Tra avvertimenti di guerra e tattiche della “zona grigia”, l’Europa affronta la minaccia russa senza certezze sugli alleati: tra storia, diplomazia e valigette trumpiane, prepararsi al conflitto diventa urgente e culturale, non solo militare

Prepariamoci a una guerra con la Russia: gli apparati di sicurezza e di intelligence europei non fanno che ripetere quest’appello, c’è chi lo fa con toni molto allarmanti – come il capo di stato maggiore francese Fabien Mandon che ha detto di prepararci a perdere i nostri figli, in questa guerra – e chi facendo riferimenti storici, in particolare uno: l’Europa degli anni Trenta inattrezzata e cedevole di fronte al nazismo. Il cancelliere tedesco Friedrich Merz ha paragonato l’insaziabilità hitleriana a quella di Vladimir Putin; il segretario generale della Nato Mark Rutte ha detto che il conflitto che ci attende è devastante come quello che hanno dovuto affrontare i nostri nonni e bisnonni nel Novecento; il capo di stato maggiore britannico Richard John Knighton ha citato di nuovo il sacrificio che le famiglie dovranno sostenere per difendere il loro paese. Le avvisaglie ci sono tutte, siamo già nella cosiddetta “zona grigia”, quella in cui la guerra guerreggiata non c’è ancora ma la pace non c’è già più, quella degli attacchi ibridi, dei droni russi che sorvolano le infrastrutture militari europee (e destabilizzano quelle civili), delle spie, dei sabotaggi, della propaganda. Per gli europei prendere consapevolezza di questa minaccia implica uno sforzo enorme non soltanto in termini militari e politici, ma soprattutto culturali: che cos’è l’Unione europea se non un progetto di libertà, diritti e pace? E che cosa resta dell’Unione europea se le togli la pace?

Sono domande che toccano i nervi, dolorose ed esistenziali, ancor più perché diventano urgenti nel momento in cui gli Stati Uniti, che hanno incoraggiato la creazione del progetto europeo e che hanno garantito il cosiddetto “dividendo per la pace” che è alla base del nostro welfare, non sono più interessati all’Europa, anzi, la indicano – proprio perché è libera e democratica e pacifica – come il loro principale nemico.

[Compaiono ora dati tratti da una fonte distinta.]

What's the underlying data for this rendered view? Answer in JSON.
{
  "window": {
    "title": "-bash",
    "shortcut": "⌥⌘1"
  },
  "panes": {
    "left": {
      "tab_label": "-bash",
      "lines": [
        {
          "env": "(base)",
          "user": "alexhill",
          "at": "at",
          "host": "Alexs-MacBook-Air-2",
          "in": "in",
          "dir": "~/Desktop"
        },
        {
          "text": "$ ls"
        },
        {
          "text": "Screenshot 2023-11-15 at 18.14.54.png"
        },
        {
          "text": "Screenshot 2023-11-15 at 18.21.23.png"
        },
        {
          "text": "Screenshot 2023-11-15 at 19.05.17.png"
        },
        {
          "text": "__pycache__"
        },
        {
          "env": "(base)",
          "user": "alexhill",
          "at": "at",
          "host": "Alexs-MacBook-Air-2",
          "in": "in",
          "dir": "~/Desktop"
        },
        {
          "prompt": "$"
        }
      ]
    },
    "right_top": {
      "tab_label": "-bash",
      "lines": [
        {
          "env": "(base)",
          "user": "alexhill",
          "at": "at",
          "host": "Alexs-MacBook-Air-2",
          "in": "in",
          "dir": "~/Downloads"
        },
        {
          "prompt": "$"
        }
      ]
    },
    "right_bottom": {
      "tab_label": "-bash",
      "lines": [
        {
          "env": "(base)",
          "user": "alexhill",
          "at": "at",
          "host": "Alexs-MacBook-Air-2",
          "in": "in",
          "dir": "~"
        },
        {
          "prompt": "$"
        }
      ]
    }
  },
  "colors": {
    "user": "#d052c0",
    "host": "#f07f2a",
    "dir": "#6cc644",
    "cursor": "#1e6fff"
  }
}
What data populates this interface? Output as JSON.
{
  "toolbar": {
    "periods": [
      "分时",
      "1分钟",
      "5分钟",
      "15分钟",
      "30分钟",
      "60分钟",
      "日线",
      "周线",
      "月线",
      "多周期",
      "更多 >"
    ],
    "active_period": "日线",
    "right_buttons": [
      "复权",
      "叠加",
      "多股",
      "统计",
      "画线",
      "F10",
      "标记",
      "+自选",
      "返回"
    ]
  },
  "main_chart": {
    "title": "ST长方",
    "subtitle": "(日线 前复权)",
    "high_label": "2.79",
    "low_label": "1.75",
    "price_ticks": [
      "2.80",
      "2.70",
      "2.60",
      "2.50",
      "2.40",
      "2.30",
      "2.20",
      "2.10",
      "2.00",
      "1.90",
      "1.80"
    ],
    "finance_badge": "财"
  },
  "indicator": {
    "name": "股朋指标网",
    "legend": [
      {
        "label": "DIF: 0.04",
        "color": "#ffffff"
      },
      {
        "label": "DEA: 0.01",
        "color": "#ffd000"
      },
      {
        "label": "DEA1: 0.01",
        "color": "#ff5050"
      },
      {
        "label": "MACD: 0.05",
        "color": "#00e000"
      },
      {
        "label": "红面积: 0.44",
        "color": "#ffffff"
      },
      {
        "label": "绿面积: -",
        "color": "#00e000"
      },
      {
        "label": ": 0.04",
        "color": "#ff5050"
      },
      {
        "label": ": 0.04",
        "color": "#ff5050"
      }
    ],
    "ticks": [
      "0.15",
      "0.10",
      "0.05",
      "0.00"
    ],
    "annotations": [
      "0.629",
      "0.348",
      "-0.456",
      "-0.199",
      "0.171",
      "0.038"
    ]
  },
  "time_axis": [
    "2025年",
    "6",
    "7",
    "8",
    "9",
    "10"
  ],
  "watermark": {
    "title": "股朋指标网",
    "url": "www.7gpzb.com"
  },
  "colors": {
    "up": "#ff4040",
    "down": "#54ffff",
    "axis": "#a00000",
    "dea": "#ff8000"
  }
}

E’ per questo che orientarsi nella zona grigia è tanto complicato, perché non c’è più la pace ma non c’è nemmeno più la certezza dell’alleato americano.

Nel documento sulla Strategia di sicurezza nazionale – che Anne Applebaum definisce “la lettera di suicidio più lunga della storia”, perché se l’America considera nemici solo gli europei, rischia di non difendersi più dai nemici veri, che forse non sono woke ma hanno l’atomica – gli autori evidenziano le loro aree di interesse, cioè l’emisfero occidentale, le Americhe, e indicano il commercio e lo scambio come strumento di pace globale. Il Financial Times ha cercato di decifrare questo strumento. In un lungo articolo, il quotidiano britannico cita il deputato repubblicano Brian Mast – che è stato eletto nella circoscrizione della Florida dove c’è “la seconda Casa Bianca non ufficiale”, tra Mar-a-Lago e gli altri lussuosi compound in cui i trumpiani incontrano le delegazioni straniere, e che guida la commissione Affari esteri del Congresso – che racconta il viavai di diplomatici, politici, negoziatori di tutti i paesi del mondo, ognuno con la propria eccellenza da vendere e scambiare, “è un po’ la nuova moda, dice, cercando di trovare la metafora appropriata, l’indumento del momento, ‘la chiamiamo la nuova valigetta, chiunque arriva qui con una valigetta’”. La valigetta è il simbolo della diplomazia come l’intende il trumpismo, quella in cui gli affari sostituiscono i valori e le alleanze, quella che rende la zona grigia oggi invivibile ma domani illuminata da una nuova guerra. Ma il nemico, che è evidentemente la Russia, non fa paura, anzi, nella valigetta ci dev’essere pure una bacchetta magica che trasforma un paese violento ed espansionista con l’obiettivo dichiarato di annichilire l’occidente in un interlocutore affidabile: Susie Wiles, chief of staff di Donald Trump, nelle sue incaute ma in fondo inoffensive (per il suo capo) dichiarazioni a Vanity Fair, dice che Trump le ha regalato una foto con la dedica “sei la migliore” di lui e  Putin, la foto del cuore da conservare, scattata ad Anchorage, al vertice di Ferragosto. 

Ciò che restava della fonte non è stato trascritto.